One of the few things that are truly great about Great Britain is its amazing ability to tell the rest of the world a great story, a grandiose fairytale. Even greater is the rainy little nation’s ability to amend its story as it goes along. Right now, Mauritius has the dubious honour of figuring in Great Britain’s preferred bedtime story. It’s a tale about bravery, selflessness and the self-proclaimed need to steal a territory – Chagos – from a country that supposedly didn’t matter – Mauritius.
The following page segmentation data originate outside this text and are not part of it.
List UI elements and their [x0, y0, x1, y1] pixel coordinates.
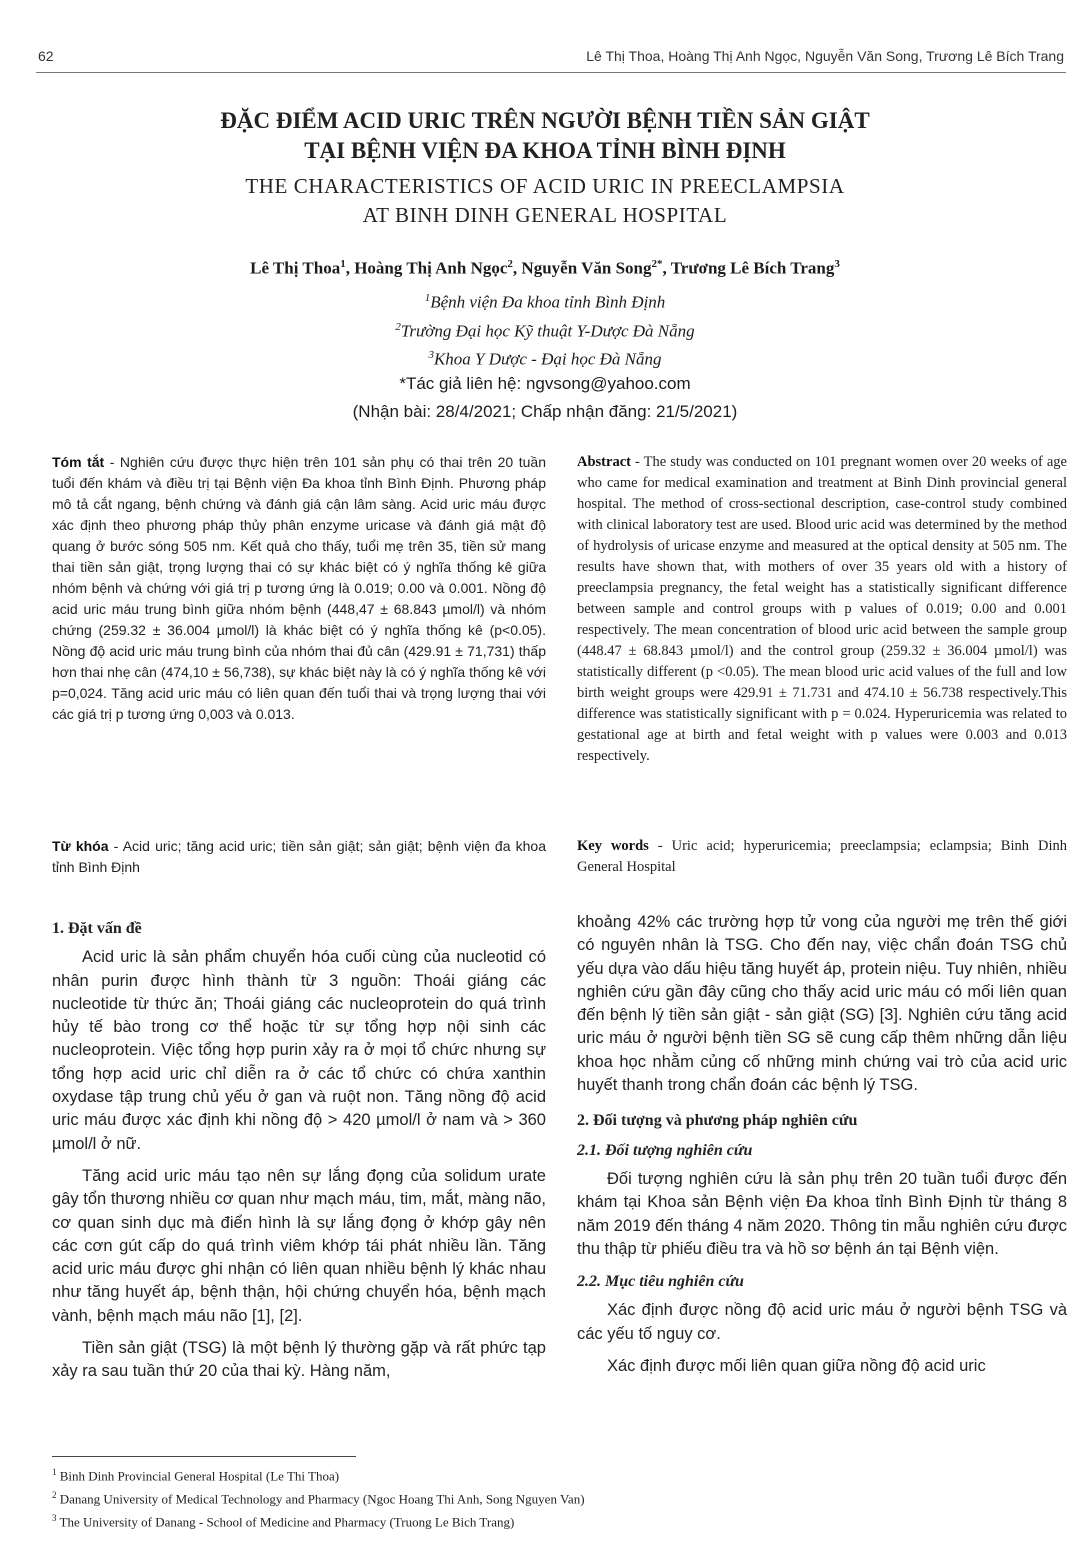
- title-vi-line1: ĐẶC ĐIỂM ACID URIC TRÊN NGƯỜI BỆNH TIỀN SẢN GIẬT: [220, 108, 870, 133]
- title-vi-line2: TẠI BỆNH VIỆN ĐA KHOA TỈNH BÌNH ĐỊNH: [304, 138, 786, 163]
- affiliation-item: [0, 286, 1090, 315]
- author-separator: ,: [662, 258, 671, 278]
- title-en-line1: THE CHARACTERISTICS OF ACID URIC IN PREECLAMPSIA: [245, 174, 845, 198]
- body-right-column: [577, 911, 1067, 1387]
- affiliation-mark: 3: [428, 349, 434, 362]
- subsection-2-2-heading: 2.2. Mục tiêu nghiên cứu: [577, 1273, 744, 1291]
- subsection-2-1-heading: 2.1. Đối tượng nghiên cứu: [577, 1141, 753, 1159]
- abstract-en-text: - The study was conducted on 101 pregnant women over 20 weeks of age who came for medical examination and treatment at Binh Dinh provincial general hospital. The method of cross-sectional description, case-control study combined with clinical laboratory test are used. Blood uric acid was determined by the method of hydrolysis of uricase enzyme and measured at the optical density at 505 nm. The results have shown that, with mothers of over 35 years old with a history of preeclampsia pregnancy, the fetal weight has a statistically significant difference between sample and control groups with p values of 0.019; 0.00 and 0.001 respectively. The mean concentration of blood uric acid between the sample group (448.47 ± 68.843 µmol/l) and the control group (259.32 ± 36.004 µmol/l) was statistically different (p <0.05). The mean blood uric acid values of the full and low birth weight groups were 429.91 ± 71.731 and 474.10 ± 56.738 respectively.This difference was statistically significant with p = 0.024. Hyperuricemia was related to gestational age at birth and fetal weight with p values were 0.003 and 0.013 respectively.: [577, 454, 1067, 764]
- footnote-item: [52, 1463, 585, 1486]
- abstract-vi-text: - Nghiên cứu được thực hiện trên 101 sản phụ có thai trên 20 tuần tuổi đến khám và điều trị tại Bệnh viện Đa khoa tỉnh Bình Định. Phương pháp mô tả cắt ngang, bệnh chứng và đánh giá cận lâm sàng. Acid uric máu được xác định theo phương pháp thủy phân enzyme uricase và đánh giá mật độ quang ở bước sóng 505 nm. Kết quả cho thấy, tuổi mẹ trên 35, tiền sử mang thai tiền sản giật, trọng lượng thai có sự khác biệt có ý nghĩa thống kê giữa nhóm bệnh và chứng với giá trị p tương ứng là 0.019; 0.00 và 0.001. Nồng độ acid uric máu trung bình giữa nhóm bệnh (448,47 ± 68.843 µmol/l) và nhóm chứng (259.32 ± 36.004 µmol/l) là khác biệt có ý nghĩa thống kê (p<0.05). Nồng độ acid uric máu trung bình của nhóm thai đủ cân (429.91 ± 71,731) thấp hơn thai nhẹ cân (474,10 ± 56,738), sự khác biệt này là có ý nghĩa thống kê với p=0,024. Tăng acid uric máu có liên quan đến tuổi thai và trọng lượng thai với các giá trị p tương ứng 0,003 và 0.013.: [52, 454, 546, 722]
- abstract-en: [577, 452, 1067, 767]
- section1-heading: 1. Đặt vấn đề: [52, 920, 142, 937]
- footnote-divider: [52, 1456, 356, 1457]
- author-affil-mark: 3: [834, 258, 840, 270]
- corresponding-author: *Tác giả liên hệ: ngvsong@yahoo.com: [399, 374, 691, 393]
- abstract-en-label: Abstract: [577, 454, 631, 470]
- author-name: Hoàng Thị Anh Ngọc: [354, 258, 508, 278]
- author-name: Nguyễn Văn Song: [521, 258, 652, 278]
- page-number: 62: [38, 48, 54, 64]
- author-separator: ,: [345, 258, 355, 278]
- header-divider: [36, 72, 1066, 73]
- affiliation-text: Bệnh viện Đa khoa tỉnh Bình Định: [430, 292, 666, 312]
- abstract-vi-label: Tóm tắt: [52, 454, 105, 470]
- author-name: Trương Lê Bích Trang: [670, 258, 835, 278]
- footnote-text: Binh Dinh Provincial General Hospital (Le Thi Thoa): [59, 1468, 340, 1484]
- section1-paragraph: Tiền sản giật (TSG) là một bệnh lý thường gặp và rất phức tạp xảy ra sau tuần thứ 20 của thai kỳ. Hàng năm,: [52, 1339, 546, 1381]
- affiliation-text: Khoa Y Dược - Đại học Đà Nẵng: [433, 349, 662, 369]
- author-separator: ,: [512, 258, 522, 278]
- abstract-vi: [52, 452, 546, 725]
- section2-paragraph: Xác định được nồng độ acid uric máu ở người bệnh TSG và các yếu tố nguy cơ.: [577, 1301, 1067, 1343]
- section1-paragraph: Acid uric là sản phẩm chuyển hóa cuối cùng của nucleotid có nhân purin được hình thành từ 3 nguồn: Thoái giáng các nucleotide từ thức ăn; Thoái giáng các nucleoprotein do quá trình hủy tế bào trong cơ thể hoặc từ sự tổng hợp nội sinh các nucleoprotein. Việc tổng hợp purin xảy ra ở mọi tổ chức nhưng sự tổng hợp acid uric chỉ diễn ra ở các tổ chức có chứa xanthin oxydase tập trung chủ yếu ở gan và ruột non. Tăng nồng độ acid uric máu được xác định khi nồng độ > 420 µmol/l ở nam và > 360 µmol/l ở nữ.: [52, 948, 546, 1153]
- section1-paragraph-continued: khoảng 42% các trường hợp tử vong của người mẹ trên thế giới có nguyên nhân là TSG. Cho đến nay, việc chẩn đoán TSG chủ yếu dựa vào dấu hiệu tăng huyết áp, protein niệu. Tuy nhiên, nhiều nghiên cứu gần đây cũng cho thấy acid uric máu có mối liên quan đến bệnh lý tiền sản giật - sản giật (SG) [3]. Nghiên cứu tăng acid uric máu ở người bệnh tiền SG sẽ cung cấp thêm những dẫn liệu khoa học nhằm củng cố những minh chứng vai trò của acid uric huyết thanh trong chẩn đoán các bệnh lý TSG.: [577, 913, 1067, 1095]
- affiliation-mark: 1: [424, 292, 431, 304]
- keywords-vi: [52, 836, 546, 878]
- keywords-en-label: Key words: [577, 838, 649, 854]
- received-accepted-dates: (Nhận bài: 28/4/2021; Chấp nhận đăng: 21/5/2021): [352, 402, 738, 421]
- body-left-column: [52, 917, 546, 1393]
- author-name: Lê Thị Thoa: [250, 258, 341, 278]
- section2-paragraph: Xác định được mối liên quan giữa nồng độ acid uric: [607, 1357, 986, 1376]
- affiliations: [0, 286, 1090, 372]
- section2-paragraph: Đối tượng nghiên cứu là sản phụ trên 20 tuần tuổi được đến khám tại Khoa sản Bệnh viện Đa khoa tỉnh Bình Định từ tháng 8 năm 2019 đến tháng 4 năm 2020. Thông tin mẫu nghiên cứu được thu thập từ phiếu điều tra và hồ sơ bệnh án tại Bệnh viện.: [577, 1169, 1067, 1258]
- title-en-line2: AT BINH DINH GENERAL HOSPITAL: [362, 203, 728, 227]
- keywords-en-text: - Uric acid; hyperuricemia; preeclampsia; eclampsia; Binh Dinh General Hospital: [577, 838, 1067, 875]
- footnote-text: The University of Danang - School of Medicine and Pharmacy (Truong Le Bich Trang): [59, 1513, 515, 1529]
- author-affil-mark: 1: [340, 258, 346, 270]
- footnote-mark: 1: [52, 1467, 57, 1477]
- keywords-vi-label: Từ khóa: [52, 838, 109, 854]
- affiliation-item: [0, 315, 1090, 344]
- footnote-item: [52, 1486, 585, 1509]
- section2-heading: 2. Đối tượng và phương pháp nghiên cứu: [577, 1112, 858, 1130]
- affiliation-item: [0, 343, 1090, 372]
- section1-paragraph: Tăng acid uric máu tạo nên sự lắng đọng của solidum urate gây tổn thương nhiều cơ quan như mạch máu, tim, mắt, màng não, cơ quan sinh dục mà điển hình là sự lắng đọng ở khớp gây nên các cơn gút cấp do quá trình viêm khớp tái phát nhiều lần. Tăng acid uric máu được ghi nhận có liên quan nhiều bệnh lý khác nhau như tăng huyết áp, bệnh thận, hội chứng chuyển hóa, bệnh mạch vành, bệnh mạch máu não [1], [2].: [52, 1166, 546, 1325]
- footnote-item: [52, 1509, 585, 1532]
- author-affil-mark: 2*: [651, 258, 663, 270]
- running-header-authors: Lê Thị Thoa, Hoàng Thị Anh Ngọc, Nguyễn Văn Song, Trương Lê Bích Trang: [586, 48, 1064, 64]
- footnote-text: Danang University of Medical Technology and Pharmacy (Ngoc Hoang Thi Anh, Song Nguyen Van): [59, 1491, 585, 1507]
- author-affil-mark: 2: [507, 258, 513, 270]
- footnotes: [52, 1463, 585, 1531]
- keywords-en: [577, 836, 1067, 878]
- author-list: [0, 258, 1090, 279]
- footnote-mark: 2: [52, 1489, 57, 1500]
- keywords-vi-text: - Acid uric; tăng acid uric; tiền sản giật; sản giật; bệnh viện đa khoa tỉnh Bình Định: [52, 838, 546, 875]
- affiliation-mark: 2: [395, 320, 401, 333]
- affiliation-text: Trường Đại học Kỹ thuật Y-Dược Đà Nẵng: [400, 321, 695, 341]
- footnote-mark: 3: [52, 1512, 57, 1523]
The great stories told by Great Britain are always top notch. Although there are a myriad different versions of the Chagos story, the core message remains the same. Once upon a time, all nations in the beautiful west feared attacks from evil forces. Then along came the heroes, Lord Britain and General America. They sat down and enjoyed a hot beverage in each other’s company – a cuppa tea and a Starbucks latte respectively – and took the brave decision to save the civilised world from destruction.
They were the only knights in shining armour who could do it, you see. No other heroes were brave enough, powerful enough, or altruistic enough. But since none of the heroes had a suitable place for a majestic fortress, they went ahead and stole an archipelago from a subordinate. A subordinate that ought to be grateful that the heroes were taking over.
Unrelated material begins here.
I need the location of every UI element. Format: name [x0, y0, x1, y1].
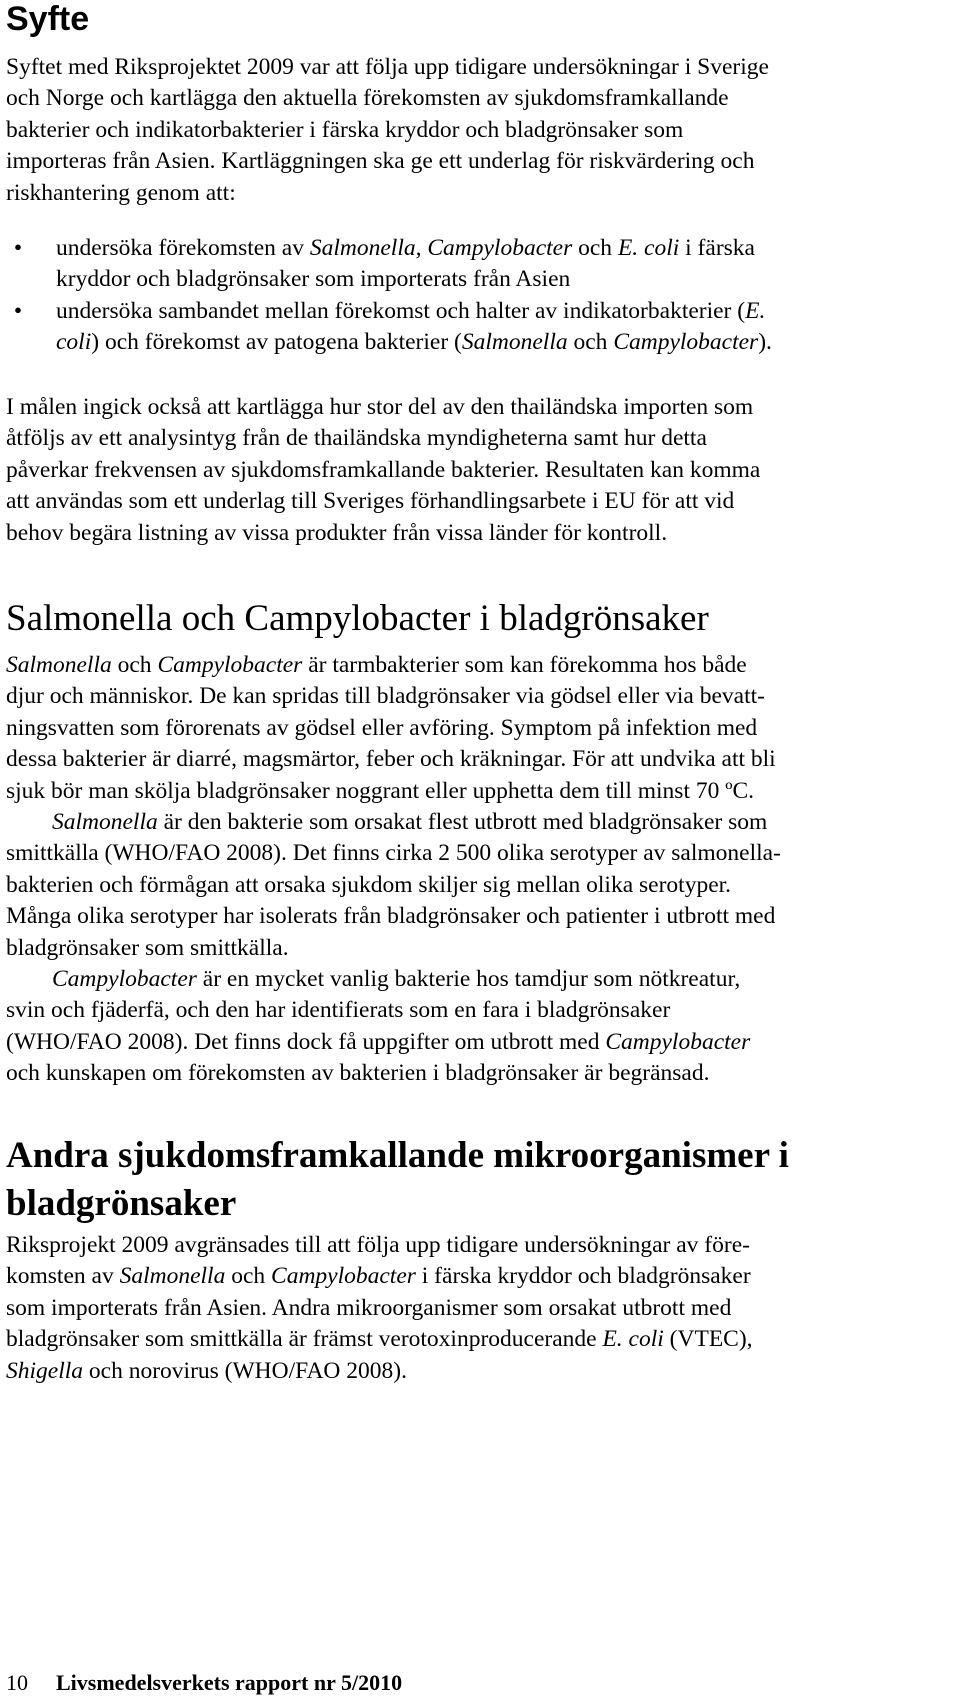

The bedtime story about the Chagos is not the first great tale that Great Britain has written. A few generations ago, our bedtime story was about racism. Once upon a time, you see, a noble nation realised that there were people out there who needed their help. They were savages with inferior brains and dark skin. These people were in need but they had strong bodies suitable for manual labour. It was only natural that the civilised Britons should provide the leadership the savages so craved, wasn’t it?
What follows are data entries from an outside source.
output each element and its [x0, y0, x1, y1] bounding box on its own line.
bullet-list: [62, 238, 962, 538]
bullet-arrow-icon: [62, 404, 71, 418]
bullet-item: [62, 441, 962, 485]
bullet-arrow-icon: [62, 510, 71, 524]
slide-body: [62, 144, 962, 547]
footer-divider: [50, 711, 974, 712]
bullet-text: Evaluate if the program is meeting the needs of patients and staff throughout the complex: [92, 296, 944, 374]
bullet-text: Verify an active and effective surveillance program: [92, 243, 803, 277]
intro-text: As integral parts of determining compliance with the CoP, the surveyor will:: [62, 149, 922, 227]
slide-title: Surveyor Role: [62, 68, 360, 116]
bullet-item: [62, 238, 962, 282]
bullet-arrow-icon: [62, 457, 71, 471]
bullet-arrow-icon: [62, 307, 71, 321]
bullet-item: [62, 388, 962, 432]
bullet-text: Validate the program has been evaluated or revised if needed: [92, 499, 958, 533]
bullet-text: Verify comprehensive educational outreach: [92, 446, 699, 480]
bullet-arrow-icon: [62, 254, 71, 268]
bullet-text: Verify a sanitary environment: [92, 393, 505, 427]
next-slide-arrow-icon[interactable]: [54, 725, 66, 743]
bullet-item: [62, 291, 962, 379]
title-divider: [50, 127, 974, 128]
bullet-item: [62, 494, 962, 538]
Of course, we know now that racism wasn’t the central motive of imperialism but merely a useful adjunct, as political analyst Michael Parenti writes in his book The Cultural Struggle. The real motive, of course, was something infinitively less admirable – oppression as a means of obtaining free labour. It was, by no means, a great motive. But it was a great story, just like the Chagos tale that is going around now.
It’s astonishing that the world’s greatest storyteller and its readers have learnt so little over the years. Why do certain nations still get to describe themselves as heroes, as defenders of all that is good and well in the world when, historically speaking, they often played the exact opposite role?
We don’t know about you, but we prefer going to sleep without a bedtime story tonight.